Methods: We employed Mendelian Randomization (MR) analysis to explore the association between BMR (N: 534,045) and various cardio-metabolic risk factors, including body mass index (BMI, N: 681,275), fasting glucose (N: 200,622), high-density lipoprotein (HDL) cholesterol (N = 403,943), low-density lipoprotein (LDL) cholesterol (N = 431,167), total cholesterol (N: 344,278), and triglycerides (N: 441,016), C-reactive protein (N: 436,939), waist circumference (N: 232,101), systolic blood pressure (N: 810,865), diastolic blood pressure (N: 810,865), glycated haemoglobin (N: 389,889), and N-terminal prohormone brain natriuretic peptide (N: 21,758). We leveraged genetic variants strongly associated with BMR as instrumental variables to investigate potential causal relationships, with the primary analysis using the Inverse Variance Weighted (IVW) method.

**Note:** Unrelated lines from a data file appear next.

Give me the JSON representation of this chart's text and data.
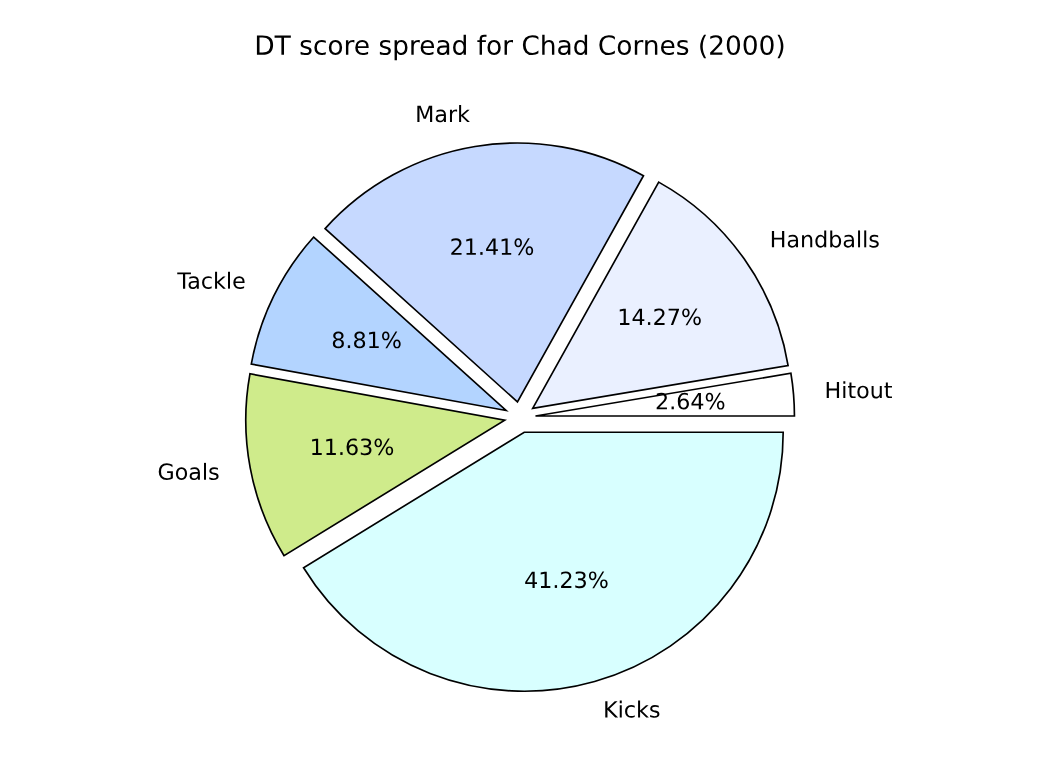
{
  "chart_data": {
    "type": "pie",
    "title": "DT score spread for Chad Cornes (2000)",
    "categories": [
      "Hitout",
      "Handballs",
      "Mark",
      "Tackle",
      "Goals",
      "Kicks"
    ],
    "values": [
      2.64,
      14.27,
      21.41,
      8.81,
      11.63,
      41.23
    ],
    "value_labels": [
      "2.64%",
      "14.27%",
      "21.41%",
      "8.81%",
      "11.63%",
      "41.23%"
    ],
    "colors": [
      "#ffffff",
      "#eaf0ff",
      "#c6d9ff",
      "#b3d4ff",
      "#cfeb8b",
      "#d8ffff"
    ],
    "legend": false
  }
}
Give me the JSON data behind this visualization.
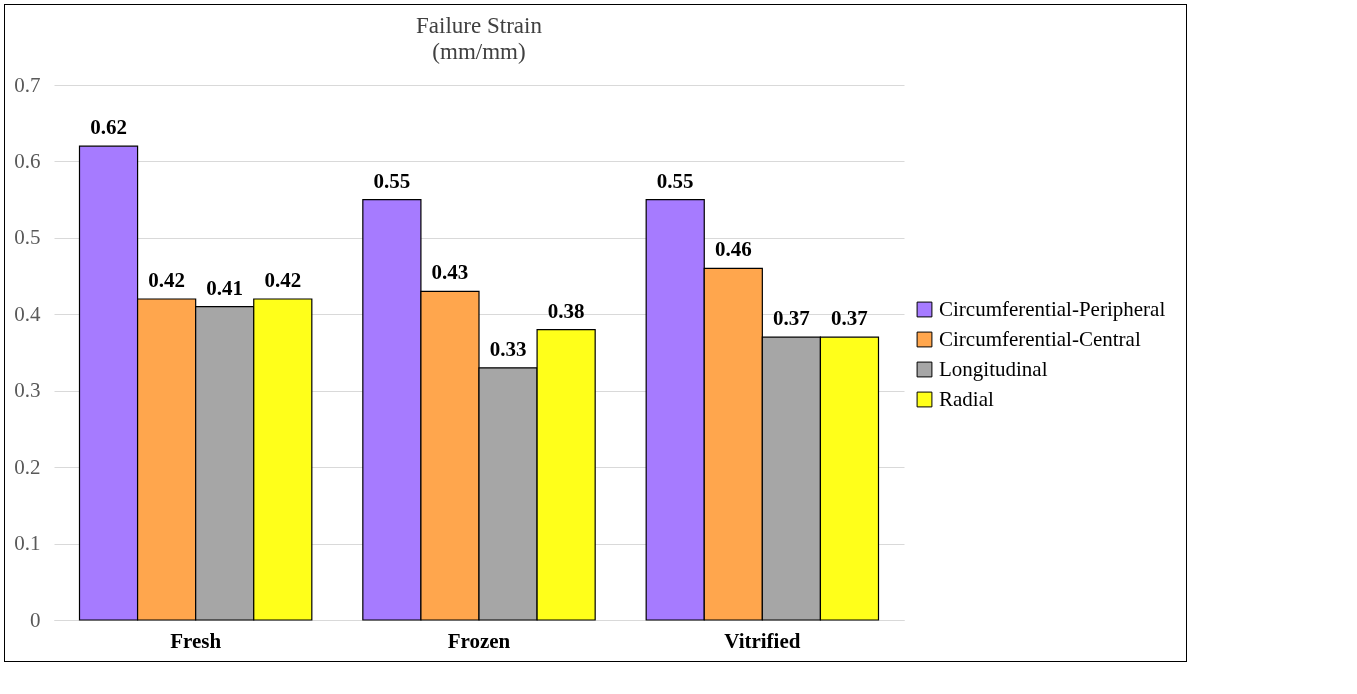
{
  "chart_data": {
    "type": "bar",
    "title": "Failure Strain",
    "subtitle": "(mm/mm)",
    "categories": [
      "Fresh",
      "Frozen",
      "Vitrified"
    ],
    "series": [
      {
        "name": "Circumferential-Peripheral",
        "color": "#a67bff",
        "values": [
          0.62,
          0.55,
          0.55
        ]
      },
      {
        "name": "Circumferential-Central",
        "color": "#ffa64d",
        "values": [
          0.42,
          0.43,
          0.46
        ]
      },
      {
        "name": "Longitudinal",
        "color": "#a6a6a6",
        "values": [
          0.41,
          0.33,
          0.37
        ]
      },
      {
        "name": "Radial",
        "color": "#ffff1a",
        "values": [
          0.42,
          0.38,
          0.37
        ]
      }
    ],
    "ylim": [
      0,
      0.7
    ],
    "yticks": [
      0,
      0.1,
      0.2,
      0.3,
      0.4,
      0.5,
      0.6,
      0.7
    ],
    "grid": "y",
    "legend": "right",
    "data_labels": true
  }
}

Results: Our MR analysis revealed compelling evidence of a causal link between BMR and specific cardio-metabolic risk factors. Specifically, genetically determined higher BMR was associated with an increased BMI (β = 0.7538, 95% confidence interval [CI]: 0.6418 to 0.8659, p < 0.001), lower levels of HDL cholesterol (β = -0.3293, 95% CI: 0.4474 to -0.2111, p < 0.001), higher levels of triglycerides (β = 0.1472, 95% CI: 0.0370 to 0.2574, p = 0.0088), waist circumference (β = 0.4416, 95% CI: 0.2949 to 0.5883, p < 0.001), and glycated haemoglobin (β = 0.1037, 95% CI: 0.0080 to 0.1995, p = 0.0377). However, we did not observe any significant association between BMR and fasting glucose, LDL cholesterol, total cholesterol, C-reactive protein, systolic blood pressure, diastolic blood pressure, or N-terminal prohormone brain natriuretic peptide (all p-values>0.05).

Conclusion: This MR study provides valuable insights into the relationship between BMR and cardio-metabolic risk factors. Understanding the causal links between BMR and these factors could have important implications for the development of targeted interventions and therapies.

Keywords: Basal metabolic rate; Cardio-metabolic risk factors; Evidence; Mendelian randomization.